Hace ya un par de años, en mi papel de concejero arquitectónico, accedí con placer a asistir a una congregación de un grupo, cuyo nombre olvidé en cuanto pagué el peaje de mil colones para ver al maestro. Nuestra misión era entender la necesidad arquitectónica de la congregación compartiendo una sesión con el maestro. A partir de esto se debía de entender cuales eran las necesidades para construir el centro de meditación y silencio Pacha Mama…
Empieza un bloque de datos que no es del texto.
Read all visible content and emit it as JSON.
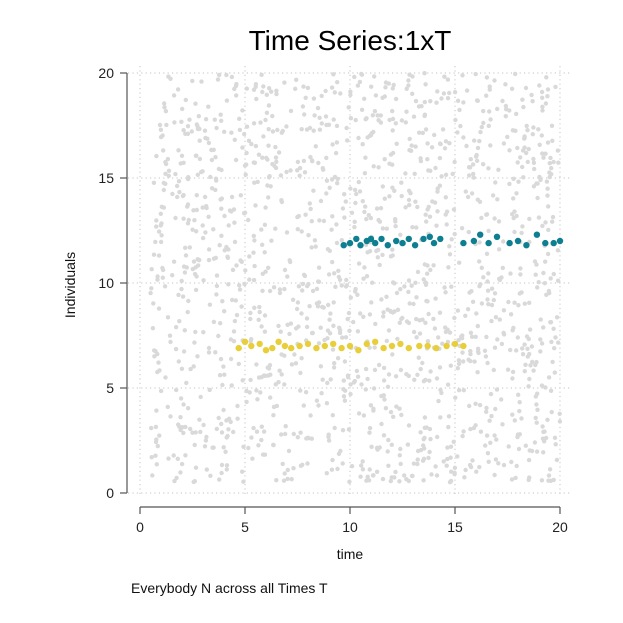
{
  "chart_data": {
    "type": "scatter",
    "title": "Time Series:1xT",
    "xlabel": "time",
    "ylabel": "Individuals",
    "note": "Everybody N across all Times T",
    "xlim": [
      0,
      20
    ],
    "ylim": [
      0,
      20
    ],
    "x_ticks": [
      "0",
      "5",
      "10",
      "15",
      "20"
    ],
    "y_ticks": [
      "0",
      "5",
      "10",
      "15",
      "20"
    ],
    "grid": true,
    "colors": {
      "background_points": "#d9d9d9",
      "series_a": "#0e7f91",
      "series_b": "#e8cf3a"
    },
    "background": {
      "description_count": 1500,
      "x_range": [
        0.5,
        20
      ],
      "y_range": [
        0.5,
        20
      ]
    },
    "series": [
      {
        "color": "#0e7f91",
        "x": [
          9.7,
          10.0,
          10.3,
          10.5,
          10.8,
          11.0,
          11.2,
          11.5,
          11.8,
          12.2,
          12.5,
          12.8,
          13.1,
          13.5,
          13.8,
          14.0,
          14.3,
          15.4,
          15.9,
          16.2,
          16.6,
          17.0,
          17.6,
          18.0,
          18.4,
          18.9,
          19.3,
          19.7,
          20.0
        ],
        "y": [
          11.8,
          11.9,
          12.1,
          11.8,
          12.0,
          12.1,
          11.9,
          12.1,
          11.8,
          12.0,
          11.9,
          12.1,
          11.8,
          12.1,
          12.2,
          11.9,
          12.1,
          11.9,
          12.0,
          12.3,
          11.9,
          12.2,
          11.9,
          12.0,
          11.8,
          12.3,
          11.9,
          11.9,
          12.0
        ]
      },
      {
        "color": "#e8cf3a",
        "x": [
          4.7,
          5.0,
          5.3,
          5.7,
          6.0,
          6.3,
          6.6,
          6.9,
          7.2,
          7.6,
          8.0,
          8.4,
          8.8,
          9.2,
          9.6,
          10.0,
          10.4,
          10.8,
          11.2,
          11.6,
          12.0,
          12.4,
          12.8,
          13.3,
          13.7,
          14.1,
          14.6,
          15.0,
          15.4
        ],
        "y": [
          6.9,
          7.2,
          7.0,
          7.1,
          6.8,
          6.9,
          7.2,
          7.0,
          6.9,
          7.0,
          7.1,
          6.9,
          7.0,
          7.1,
          6.9,
          7.0,
          6.8,
          7.1,
          7.2,
          6.9,
          7.0,
          7.1,
          6.9,
          7.0,
          7.0,
          6.9,
          7.0,
          7.1,
          7.0
        ]
      }
    ]
  }
}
De cojín en mano entramos los tres. Tras un unas cortinas muy ad hoc se paseaban las tentaciones del maestro, o de cualquiera por lo que vale el comentario. Todos esperaban ansiosos en la terraza, eran al menos 40… más nosotros tres. Todos obedecieron y llevaron su cojín. Los tres nos separamos para acomodarnos entre la multitud. Yo hubiera preferido sentarme con mi entourage, pero se diluyó rápidamente, no fue hasta después, sobre un ravioli que entendí que ellas corrieron porque si nos sentábamos juntos la risa hubiera matado el silencio. Todos cantaban en lenguas (Bueno, era portugués la verdad)… yo canté también, no quería parecer como si no perteneciera aunque mi kakis y camisa de lino me delataban. La única estrofa que recuerdo, es “Trabahiare, trabahiare con amor”.
De blanca túnica, barba escasa, mechas largas que no inspirarían un comercial de Pantene, y unos ojitos pispiretos de satirito viajado, salió el maestro… o master como nos referiremos a el de aquí en adelante. Se sienta en alto, bueno en una silla… yo estaba en un cojín en el piso. Su primera frase fue “Silence”… tres minutos y quinces segundos después más sabiduría de boca “Silence is Silence”. Desgraciadamente no recuerdo mucho más de lo que nos compartió tan iluminada figura, más que alguna pregunta al final de un fiel seguidor…
Seguidor – Master, if I am in silence what is my mind?
cinco minutos después.
Master – When you are is silence, you are in silence!
Al final nos dejaron ir, entre más cantos y alabanzas… y claro un rato de silencio.
Claramente no hay manera en este mundo de que yo pueda inventar algo así. Esto está más allá de lo que yo me puedo imaginar. Hay testigos. Desde aquel día, segun entiendo el maestro a vuelto varias veces.
Esta experiencia me abrió los ojos, y entre otras cosas aprendí lo siguiente:
· No importa lo que nosotros creamos o pensemos, siempre hay alguien significativamente más perdido, enredado y aturdido.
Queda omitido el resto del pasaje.